Ramanathan argues that with the increase of this tax, private insurers will be looking to charge more, become less likely to cover high risk patients, and have employers drop from private coverage to a public-run option.

“The public option is not just going to cover 40 million uninsured,” said Ramanathan, a Biochemistry major. “It will be covering a lot more high risk patients and be a lot more expensive than imagined.”

The alternative to taxes on the higher-priced plans would be to open competition rather than restrict business with taxes. Private insurance companies, for the most part, operate at a state level. They are faced with competition only in that region or state. This competition does not cross over state borders and allows companies to essentially run premiums with less competition.

Ramanathan argues that, by opening competition and freeing up the market, the system of health care wouldn’t need the giant overhaul that is being proposed, and prices would lower due to the increased competitiveness among companies.

“We want the model of what’s going on in France. We want the plans at the top of the list. We are not choosing that,” Ramanathan said. “It’s misguided to think we are going towards a European model. We are going towards a very strange, different, absolutely catastrophic model, as far as I see it.”


The question that remains unanswered is how the American populous views healthcare. Is it a right or a commodity? Other issues that factor into this debate also range from the cultural aspects of health in America.

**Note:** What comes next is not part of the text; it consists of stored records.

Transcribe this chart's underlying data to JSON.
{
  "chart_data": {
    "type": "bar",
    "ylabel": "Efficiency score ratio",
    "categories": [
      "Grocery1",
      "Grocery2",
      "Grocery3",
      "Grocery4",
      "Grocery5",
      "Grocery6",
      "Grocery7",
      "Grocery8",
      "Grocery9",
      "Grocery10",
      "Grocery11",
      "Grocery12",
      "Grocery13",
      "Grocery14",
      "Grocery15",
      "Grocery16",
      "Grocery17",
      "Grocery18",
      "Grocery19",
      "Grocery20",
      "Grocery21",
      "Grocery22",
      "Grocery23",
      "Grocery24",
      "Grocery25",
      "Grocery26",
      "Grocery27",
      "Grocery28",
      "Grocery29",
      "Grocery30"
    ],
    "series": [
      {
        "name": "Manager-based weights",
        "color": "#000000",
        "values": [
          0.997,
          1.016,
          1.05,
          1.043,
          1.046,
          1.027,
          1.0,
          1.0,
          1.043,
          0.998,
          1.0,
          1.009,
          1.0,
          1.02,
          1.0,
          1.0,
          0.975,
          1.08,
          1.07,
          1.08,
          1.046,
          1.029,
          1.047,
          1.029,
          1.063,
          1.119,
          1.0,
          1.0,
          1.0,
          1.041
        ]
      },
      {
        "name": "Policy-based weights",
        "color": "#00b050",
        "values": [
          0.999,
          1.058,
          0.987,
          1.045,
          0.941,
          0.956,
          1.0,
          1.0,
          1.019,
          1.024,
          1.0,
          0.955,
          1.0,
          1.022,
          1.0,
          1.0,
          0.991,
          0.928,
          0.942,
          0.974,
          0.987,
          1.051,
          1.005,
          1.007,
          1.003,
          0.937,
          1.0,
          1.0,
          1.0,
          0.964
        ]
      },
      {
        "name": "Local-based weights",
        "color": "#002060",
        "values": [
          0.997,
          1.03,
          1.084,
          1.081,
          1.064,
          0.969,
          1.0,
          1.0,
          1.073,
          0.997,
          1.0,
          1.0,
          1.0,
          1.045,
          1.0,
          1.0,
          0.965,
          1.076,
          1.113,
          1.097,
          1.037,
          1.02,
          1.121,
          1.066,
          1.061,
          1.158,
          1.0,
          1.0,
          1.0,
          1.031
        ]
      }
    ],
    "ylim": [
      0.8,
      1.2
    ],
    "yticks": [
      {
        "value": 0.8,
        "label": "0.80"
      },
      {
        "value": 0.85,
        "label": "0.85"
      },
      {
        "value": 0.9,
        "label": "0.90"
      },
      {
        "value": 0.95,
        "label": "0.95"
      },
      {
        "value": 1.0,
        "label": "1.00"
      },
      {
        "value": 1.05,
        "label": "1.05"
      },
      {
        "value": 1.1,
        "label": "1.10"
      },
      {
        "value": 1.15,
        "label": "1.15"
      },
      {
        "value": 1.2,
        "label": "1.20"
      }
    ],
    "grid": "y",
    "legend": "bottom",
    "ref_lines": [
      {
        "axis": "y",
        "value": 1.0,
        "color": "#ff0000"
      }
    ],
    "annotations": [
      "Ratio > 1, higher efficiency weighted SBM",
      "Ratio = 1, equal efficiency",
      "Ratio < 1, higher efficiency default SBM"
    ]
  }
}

Should there be an increased focus on preventative care to avoid chronic diseases and illnesses? As of now, the support and opposition amongst the American people for health care reform is roughly the same. Some are worried by the price it may cost the country.

Independent research by the Congressional Budget Office done in early October found that the Senate healthcare bill, at the time, would cost roughly $850 billion over 10 years and cut the federal deficit by $81 billion, all while expanding those who are insured in America to 94 percent.

It remains unclear as to what will happen with the House version of the health care reform bill and what the Senate will do.

As for Castello, who will return to the Netherlands to continue her studies, the differences of healthcare between the United States and Europe were part of her educational experience at Stony Brook.

“Its very interesting to see how all these different systems work,” Castello said. “I think it’s all due to culture.”